Leo Haslam / Creature & Character Design
Modeling software used: ZBrush
What sparked your interest in creature and character design?
I’ve been a fan of sci-fi and monster movies ever since I was a kid. I think I had seen Robocop by the time I was six years old. I grew up with two older brothers, so I was always being exposed to movies that I probably shouldn’t have been watching at that age but I’m glad I was because it definitely shaped my design tastes. I’d say my biggest influence growing up was definitely HR Giger and the Alien movies.
What was the turning point in your career? or highlights or your career?
Last year I was invited to give a lecture at IFCC in Croatia. IFCC is an awesome festival mainly geared around digital art in the entertainment industry. It was a great opportunity to meet fellow artists and make contacts in the games and film industry. I left the festival feeling inspired and with a renewed enthusiasm for concept design. Since then I have gone on to work on some cool projects, the highlight being some character designs for one of Neill Blomkamp’s Oats Studios shorts.

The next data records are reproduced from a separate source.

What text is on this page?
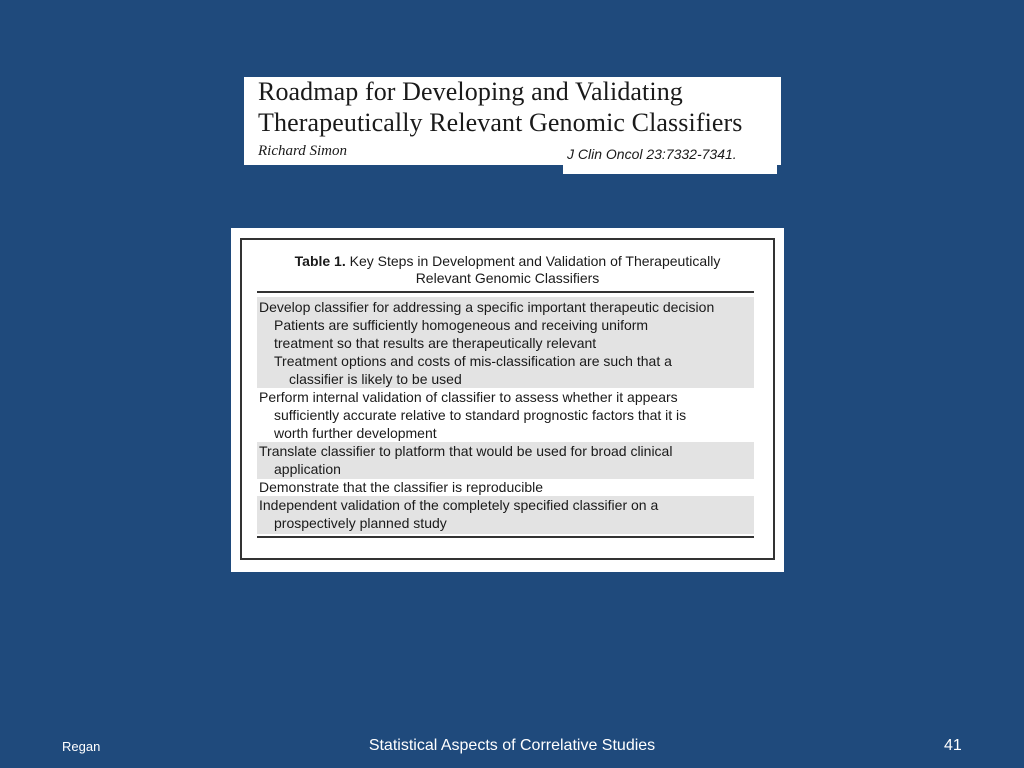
Roadmap for Developing and Validating
Therapeutically Relevant Genomic Classifiers
Richard Simon	J Clin Oncol 23:7332-7341.
Table 1. Key Steps in Development and Validation of Therapeutically
Relevant Genomic Classifiers
Develop classifier for addressing a specific important therapeutic decision
Patients are sufficiently homogeneous and receiving uniform
treatment so that results are therapeutically relevant
Treatment options and costs of mis-classification are such that a
classifier is likely to be used
Perform internal validation of classifier to assess whether it appears
sufficiently accurate relative to standard prognostic factors that it is
worth further development
Translate classifier to platform that would be used for broad clinical
application
Demonstrate that the classifier is reproducible
Independent validation of the completely specified classifier on a
prospectively planned study
Regan	Statistical Aspects of Correlative Studies	41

What is your primary 3D modeling software?
ZBrush. It was the first 3D software I used and it’s still my weapon of choice today. I always enjoyed sculpting while I was growing up and when I discovered ZBrush it just felt like a natural and intuitive transition into working digitally.

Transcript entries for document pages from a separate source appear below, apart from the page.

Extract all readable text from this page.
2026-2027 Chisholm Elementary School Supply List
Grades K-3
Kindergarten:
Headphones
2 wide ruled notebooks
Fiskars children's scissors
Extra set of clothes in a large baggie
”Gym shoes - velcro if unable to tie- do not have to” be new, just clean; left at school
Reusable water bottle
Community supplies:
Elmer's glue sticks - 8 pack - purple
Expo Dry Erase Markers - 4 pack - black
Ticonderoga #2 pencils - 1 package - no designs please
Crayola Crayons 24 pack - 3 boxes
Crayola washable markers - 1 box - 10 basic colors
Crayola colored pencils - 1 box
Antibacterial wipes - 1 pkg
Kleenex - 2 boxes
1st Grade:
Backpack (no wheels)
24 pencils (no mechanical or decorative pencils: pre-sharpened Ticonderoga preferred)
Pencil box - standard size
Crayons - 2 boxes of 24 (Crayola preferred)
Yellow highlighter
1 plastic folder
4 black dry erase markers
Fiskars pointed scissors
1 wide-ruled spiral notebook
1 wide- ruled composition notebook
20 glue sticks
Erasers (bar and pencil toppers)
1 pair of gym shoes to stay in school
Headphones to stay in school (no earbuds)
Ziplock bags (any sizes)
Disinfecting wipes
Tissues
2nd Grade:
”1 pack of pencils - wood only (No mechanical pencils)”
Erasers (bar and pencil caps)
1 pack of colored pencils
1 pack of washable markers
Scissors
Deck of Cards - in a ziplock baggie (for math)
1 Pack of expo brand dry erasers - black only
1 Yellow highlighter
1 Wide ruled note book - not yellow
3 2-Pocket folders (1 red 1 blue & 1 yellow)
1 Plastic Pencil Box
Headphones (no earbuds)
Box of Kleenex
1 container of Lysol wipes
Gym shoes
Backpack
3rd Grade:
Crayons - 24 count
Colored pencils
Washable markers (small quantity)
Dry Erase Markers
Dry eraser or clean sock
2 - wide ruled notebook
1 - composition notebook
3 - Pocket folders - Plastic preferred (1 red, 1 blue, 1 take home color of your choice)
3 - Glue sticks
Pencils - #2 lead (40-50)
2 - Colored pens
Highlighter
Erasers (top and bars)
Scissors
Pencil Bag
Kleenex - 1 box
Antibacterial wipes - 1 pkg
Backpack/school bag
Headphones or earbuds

Where in the process do you use KeyShot?
Once I have everything sculpted and posed, I send the ZBrush project over to KeyShot via the ZBrush to KeyShot Bridge. Once in KeyShot, I set up a bunch of materials, camera angles and render passes and then move to Photoshop for polishing up and refining things.
What makes KeyShot an important tool to have?
KeyShot is, hands down, the easiest rendering software to use. When you add to that the fact that it renders great quality images in real-time, it becomes an indispensable tool to have.
What advice would you give to someone interested in doing what you do?
Just do what you love and keep doing it. If you love to make environment art then just focus on doing that. Don’t waste time trying to get good at something you don’t enjoy because if you get good at something you don’t enjoy you’ll end up working on things you don’t enjoy. Just focus on what you love and dedicate yourself to it.
Some of Leo’s amazing sculpts, taken from ZBrush to KeyShot, printed on his Ultimaker 2 3D printer then painted up.